Ever wanted to see how the world looks like from aboard an RC paper plane? Physically, that’s still impossible, but PowerUp FPV’s live streaming camera can help you achieve a similar effect.
The first ever paper plane drone with a live streaming camera was developed by PowerUp Toys in collaboration with Parrot, a French company who already has plenty of experience in designing and manufacturing UAVs.
One of the first things you’ll notice about the PowerUp FPV is that it comes as a DIY kit, so it will be your job to put it together. The live streaming camera, which plays a very important role here, uses a dual-band MIMO antenna that helps it stream even when the paper plane is 300 feet away from you.
Controlling the drone can be done using either Head Mounted Gestures or an in-app gamepad. In case you don’t want to spend too much on a VR headset, you can use your phone with Google Cardboard. PowerUp Toys should launch a VR headset along with the RC paper airplane, just to make sure that the customers won’t be looking to buy one elsewhere.
The drone even has an auto-pilot mode, so you don’t always have to worry about flying it. When entering this mode, keeping the drone high becomes the job of a 3-axis compass sensor, a 3-axis gyroscope sensor, a 3-axis accelerometer, and a barometer.
Given how light this drone is, it shouldn’t surprise anyone that it gets pretty fast. In fact, it can travel up to 20mph (32kmph) for up to 10 minutes, on a single removable rechargeable Li-Po cell battery. As someone wittily pointed out on Gizmodo, that’s 9 years that the average life expectancy for an RC airplane.
PowerUp FPV still qualifies as a drone, so it is susceptible to such new contraptions as the DroneDefender, a rifle that uses disruptive radio waves to take down such UAVs. Not to rain on your parade, but not everyone is happy to see things carrying cameras flying close to their property. The last thing you’d want to see while piloting your drone is a neighbor of yours handling one of these bad boys.
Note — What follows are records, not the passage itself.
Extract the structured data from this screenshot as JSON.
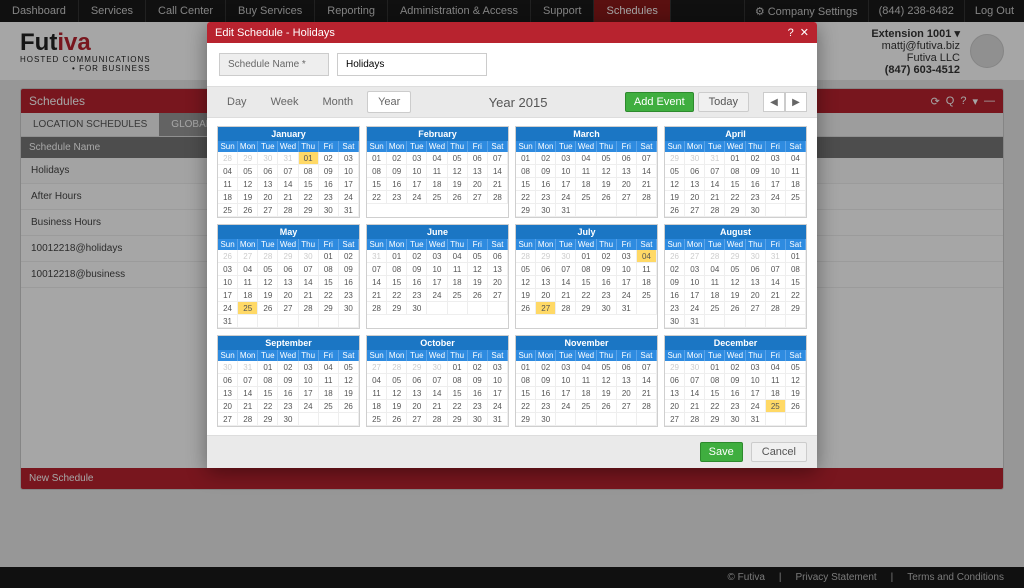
{
  "nav": {
    "items": [
      "Dashboard",
      "Services",
      "Call Center",
      "Buy Services",
      "Reporting",
      "Administration & Access",
      "Support",
      "Schedules"
    ],
    "active": 7,
    "settings": "Company Settings",
    "phone": "(844) 238-8482",
    "logout": "Log Out"
  },
  "logo": {
    "brand": "Fut",
    "brand2": "iva",
    "sub": "HOSTED COMMUNICATIONS",
    "sub2": "• FOR BUSINESS"
  },
  "ext": {
    "title": "Extension 1001",
    "arrow": "▾",
    "email": "mattj@futiva.biz",
    "org": "Futiva LLC",
    "phone": "(847) 603-4512"
  },
  "panel": {
    "title": "Schedules"
  },
  "tabs": {
    "a": "LOCATION SCHEDULES",
    "b": "GLOBAL SCHEDULES"
  },
  "list": {
    "head": "Schedule Name",
    "rows": [
      "Holidays",
      "After Hours",
      "Business Hours",
      "10012218@holidays",
      "10012218@business"
    ],
    "new": "New Schedule"
  },
  "modal": {
    "title": "Edit Schedule - Holidays",
    "name_label": "Schedule Name *",
    "name_value": "Holidays"
  },
  "view": {
    "day": "Day",
    "week": "Week",
    "month": "Month",
    "year": "Year",
    "title": "Year 2015",
    "add": "Add Event",
    "today": "Today"
  },
  "dow": [
    "Sun",
    "Mon",
    "Tue",
    "Wed",
    "Thu",
    "Fri",
    "Sat"
  ],
  "months": [
    {
      "name": "January",
      "lead": 4,
      "days": 31,
      "prev": [
        28,
        29,
        30,
        31
      ],
      "hl": [
        1
      ]
    },
    {
      "name": "February",
      "lead": 0,
      "days": 28,
      "prev": [],
      "hl": []
    },
    {
      "name": "March",
      "lead": 0,
      "days": 31,
      "prev": [],
      "hl": []
    },
    {
      "name": "April",
      "lead": 3,
      "days": 30,
      "prev": [
        29,
        30,
        31
      ],
      "hl": []
    },
    {
      "name": "May",
      "lead": 5,
      "days": 31,
      "prev": [
        26,
        27,
        28,
        29,
        30
      ],
      "hl": [
        25
      ]
    },
    {
      "name": "June",
      "lead": 1,
      "days": 30,
      "prev": [
        31
      ],
      "hl": []
    },
    {
      "name": "July",
      "lead": 3,
      "days": 31,
      "prev": [
        28,
        29,
        30
      ],
      "hl": [
        4,
        27
      ]
    },
    {
      "name": "August",
      "lead": 6,
      "days": 31,
      "prev": [
        26,
        27,
        28,
        29,
        30,
        31
      ],
      "hl": []
    },
    {
      "name": "September",
      "lead": 2,
      "days": 30,
      "prev": [
        30,
        31
      ],
      "hl": []
    },
    {
      "name": "October",
      "lead": 4,
      "days": 31,
      "prev": [
        27,
        28,
        29,
        30
      ],
      "hl": []
    },
    {
      "name": "November",
      "lead": 0,
      "days": 30,
      "prev": [],
      "hl": []
    },
    {
      "name": "December",
      "lead": 2,
      "days": 31,
      "prev": [
        29,
        30
      ],
      "hl": [
        25
      ]
    }
  ],
  "buttons": {
    "save": "Save",
    "cancel": "Cancel"
  },
  "footer": {
    "copy": "© Futiva",
    "privacy": "Privacy Statement",
    "terms": "Terms and Conditions"
  }
}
PowerUp Toys are looking to launch a crowdfunding campaign in November (a countdown is posted on the company’s website) on Kickstarter, where it plans to take pre-orders for the RC paper plane drone. Provided that the funding goal (which most probably won’t be made public prior to the project’s launch) is met, anyone pledging $200 or more will get their paper plane, the live streaming camera and a VR headset in the summer of 2016. That may seem like a lot of time, but if you live in the northern hemisphere, the weather isn’t particularly friendly with paper planes this time of the year, anyway, so waiting just a little bit longer shouldn’t bother you.